Ouch! Double Ouch! I’m the original tenderfoot, and walking barefoot over little ridges feels like walking on a bed of nails. But the sign said, “remove your shoes,” so I knew resistance was futile, especially since management had conveniently made available plastic bags as shoe carry totes. A short distance to go over the ridged and wet terrain, and I knew the end result would be worth it.
I was at Pamukkale (pronounced Pah-MOOOK-kah-lay), where calcium-rich water oozes over a cliff and forms lovely white-terraced pools. At one time visitors could climb down to the lower pools and soak in the mineral waters, but no more. To keep hoards of tourists from damaging them, the lower pools are closed to bathing. But all is not lost.
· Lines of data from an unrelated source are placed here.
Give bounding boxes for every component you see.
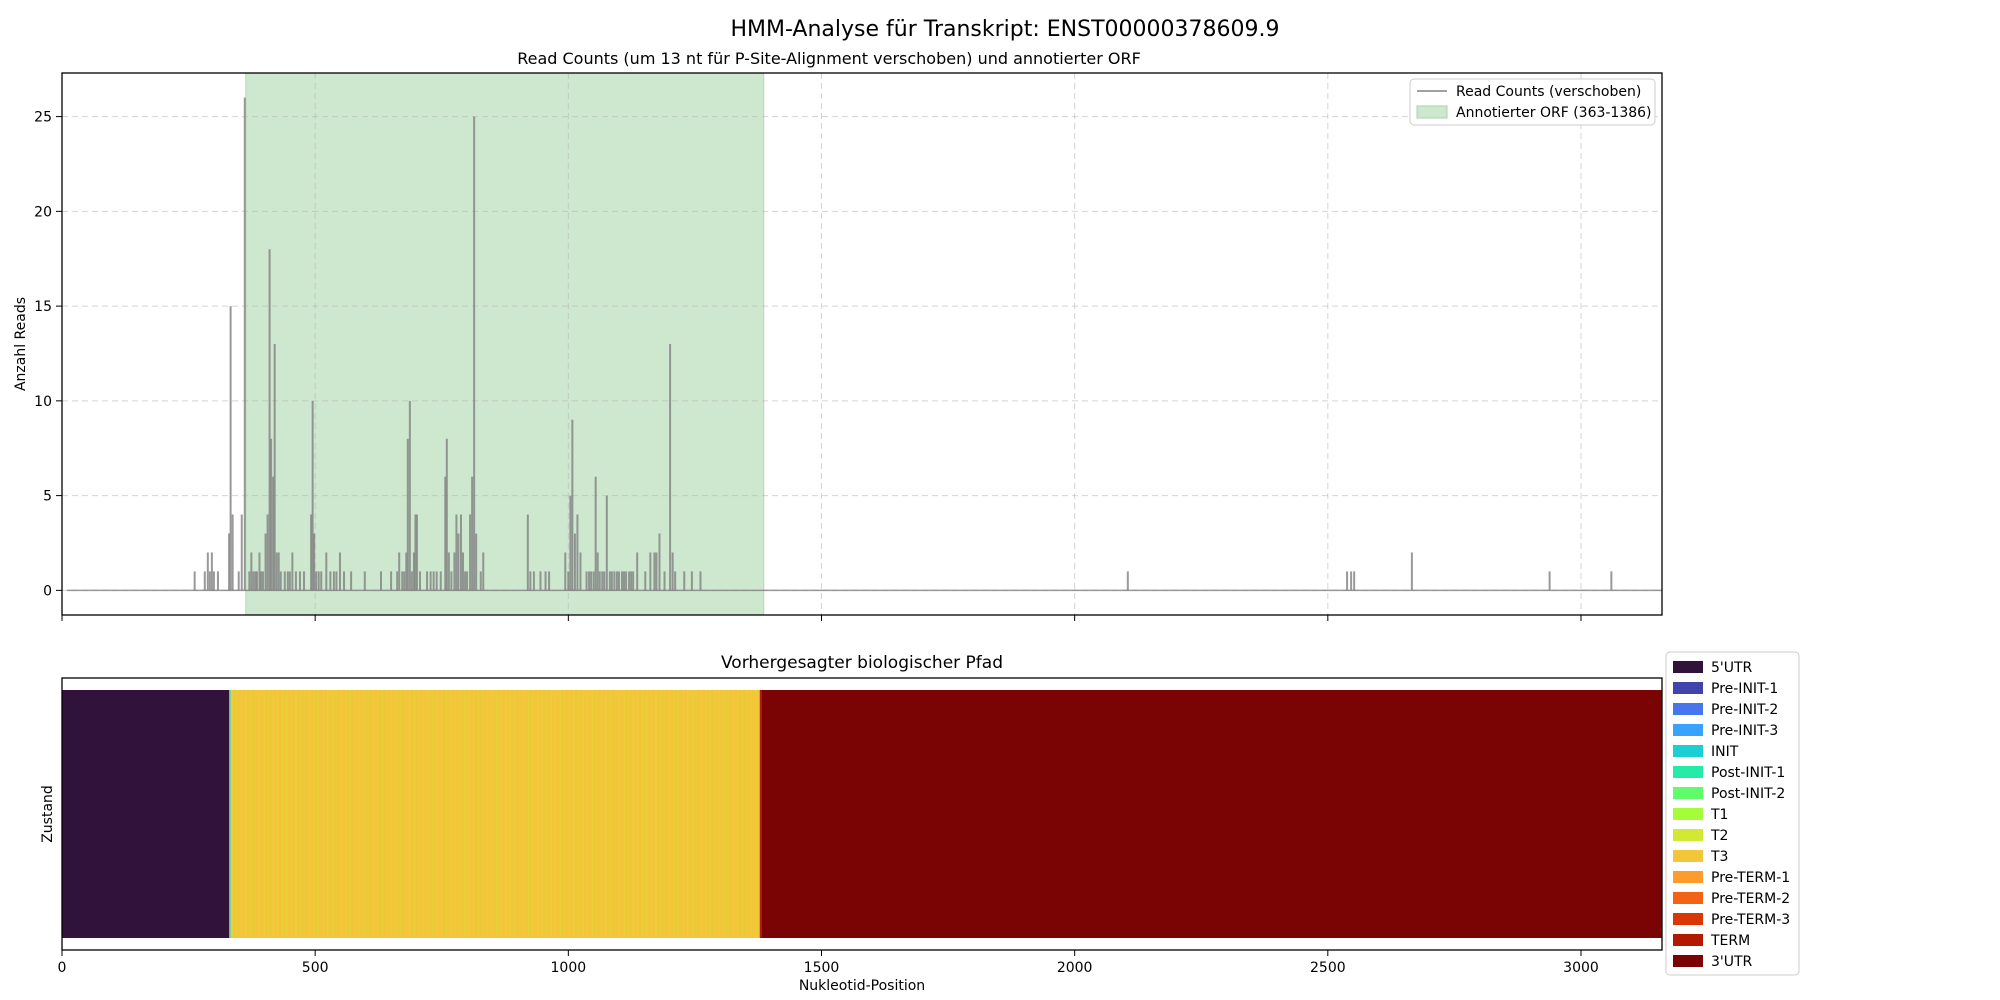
state-legend-swatch <box>1673 871 1703 883</box>
path-segment <box>62 690 230 938</box>
read-counts-legend: Read Counts (verschoben) Annotierter ORF… <box>1409 78 1656 126</box>
state-legend-swatch <box>1673 808 1703 820</box>
y-tick-label: 15 <box>34 299 52 315</box>
read-counts-axes-frame <box>61 72 1663 616</box>
path-segment <box>230 690 760 938</box>
read-count-bars <box>193 97 1613 591</box>
state-legend-label: Post-INIT-1 <box>1711 765 1785 781</box>
figure-suptitle: HMM-Analyse für Transkript: ENST00000378… <box>730 17 1279 42</box>
state-legend-swatch <box>1673 661 1703 673</box>
state-legend-swatch <box>1673 850 1703 862</box>
predicted-path-title: Vorhergesagter biologischer Pfad <box>721 653 1003 673</box>
read-counts-y-axis-label: Anzahl Reads <box>13 297 29 391</box>
state-legend-swatch <box>1673 787 1703 799</box>
state-legend-swatch <box>1673 892 1703 904</box>
state-legend-swatch <box>1673 955 1703 967</box>
state-legend-label: Pre-INIT-3 <box>1711 723 1778 739</box>
state-legend-label: 5'UTR <box>1711 660 1753 676</box>
y-tick-label: 25 <box>34 110 52 126</box>
state-legend-label: Pre-TERM-3 <box>1711 912 1790 928</box>
y-tick-label: 10 <box>34 394 52 410</box>
state-legend-label: Pre-TERM-1 <box>1711 870 1790 886</box>
state-legend-swatch <box>1673 934 1703 946</box>
path-segment <box>759 690 762 938</box>
x-tick-label: 2000 <box>1057 960 1093 976</box>
x-tick-label: 2500 <box>1310 960 1346 976</box>
y-tick-label: 0 <box>43 583 52 599</box>
x-tick-label: 500 <box>302 960 329 976</box>
state-legend-label: T3 <box>1710 849 1728 865</box>
legend-label-read-counts: Read Counts (verschoben) <box>1456 84 1641 100</box>
state-legend-label: Pre-INIT-2 <box>1711 702 1778 718</box>
predicted-path-y-axis-label: Zustand <box>40 785 56 843</box>
path-segment <box>761 690 1662 938</box>
x-tick-label: 1500 <box>804 960 840 976</box>
state-legend-swatch <box>1673 703 1703 715</box>
legend-frame <box>1409 78 1656 126</box>
state-legend-swatch <box>1673 745 1703 757</box>
state-legend-swatch <box>1673 766 1703 778</box>
read-counts-plot: Read Counts (um 13 nt für P-Site-Alignme… <box>13 49 1663 621</box>
state-legend-label: T2 <box>1710 828 1728 844</box>
state-legend-swatch <box>1673 829 1703 841</box>
predicted-path-axes-frame <box>61 677 1663 951</box>
read-counts-x-ticks <box>61 615 1582 621</box>
read-counts-title: Read Counts (um 13 nt für P-Site-Alignme… <box>517 49 1141 68</box>
path-segment <box>229 690 231 938</box>
state-legend-swatch <box>1673 724 1703 736</box>
x-tick-label: 1000 <box>551 960 587 976</box>
predicted-path-plot: Vorhergesagter biologischer Pfad 0 500 100… <box>40 651 1800 994</box>
read-counts-y-ticks: 0 5 10 15 20 25 <box>34 110 62 599</box>
predicted-path-x-ticks: 0 500 1000 1500 2000 2500 3000 <box>58 950 1599 976</box>
path-state-segments <box>62 690 1662 938</box>
state-legend-swatch <box>1673 682 1703 694</box>
state-legend-label: TERM <box>1710 933 1750 949</box>
state-legend-label: 3'UTR <box>1711 954 1753 970</box>
x-tick-label: 3000 <box>1563 960 1599 976</box>
y-tick-label: 20 <box>34 204 52 220</box>
state-legend-label: Post-INIT-2 <box>1711 786 1785 802</box>
state-legend: 5'UTR Pre-INIT-1 Pre-INIT-2 Pre-INIT-3 INIT P… <box>1665 651 1800 976</box>
legend-orf-swatch <box>1416 105 1448 119</box>
y-tick-label: 5 <box>43 489 52 505</box>
state-legend-swatch <box>1673 913 1703 925</box>
predicted-path-x-axis-label: Nukleotid-Position <box>799 978 925 994</box>
orf-shaded-region <box>245 72 765 616</box>
state-legend-label: Pre-INIT-1 <box>1711 681 1778 697</box>
x-tick-label: 0 <box>58 960 67 976</box>
state-legend-label: INIT <box>1711 744 1739 760</box>
legend-label-orf: Annotierter ORF (363-1386) <box>1456 105 1652 121</box>
state-legend-label: Pre-TERM-2 <box>1711 891 1790 907</box>
state-legend-label: T1 <box>1710 807 1728 823</box>
orf-region-layer <box>245 72 765 616</box>
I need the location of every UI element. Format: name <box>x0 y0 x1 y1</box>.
Travelers can still try out the healing properties of Pamukkale’s springs.
One way is to patronize the spa. Pamukkale has been home to a spa since the Romans built the city of Hierapolis around the sacred, volcanically warmed spring (once you buy your ticket you can visit both the terraces and the extensive ruins of Hierapolis).
I didn’t check out all the options at the spa, but I found Cleopatra’s Bath (featuring underwater seating designed as broken and tumbled columns) and two rows of aquarium tanks. Sit on a bench above a tank, immerse your feet, and dozens of itty-bitty cleaner wrasses will relieve you of dead skin and any ectoparasites they can find. It’s their job. And their food supply. One kind gentleman agreed to let me photograph his feet.
The other way is to do what I was doing—gingerly picking my barefoot way over to one of the calf-deep pools on the plateau at the top of the cliff, relieving my feet at little tidepools along the way. I must admit, the warm water felt indescribably good, and whether it was the comfort of the smooth-bottomed pool, or whether the healing waters were actually performing their magic, I won’t ever know. But afterwards, my nagging headcold disappeared. I leave it to you to draw your own conclusions.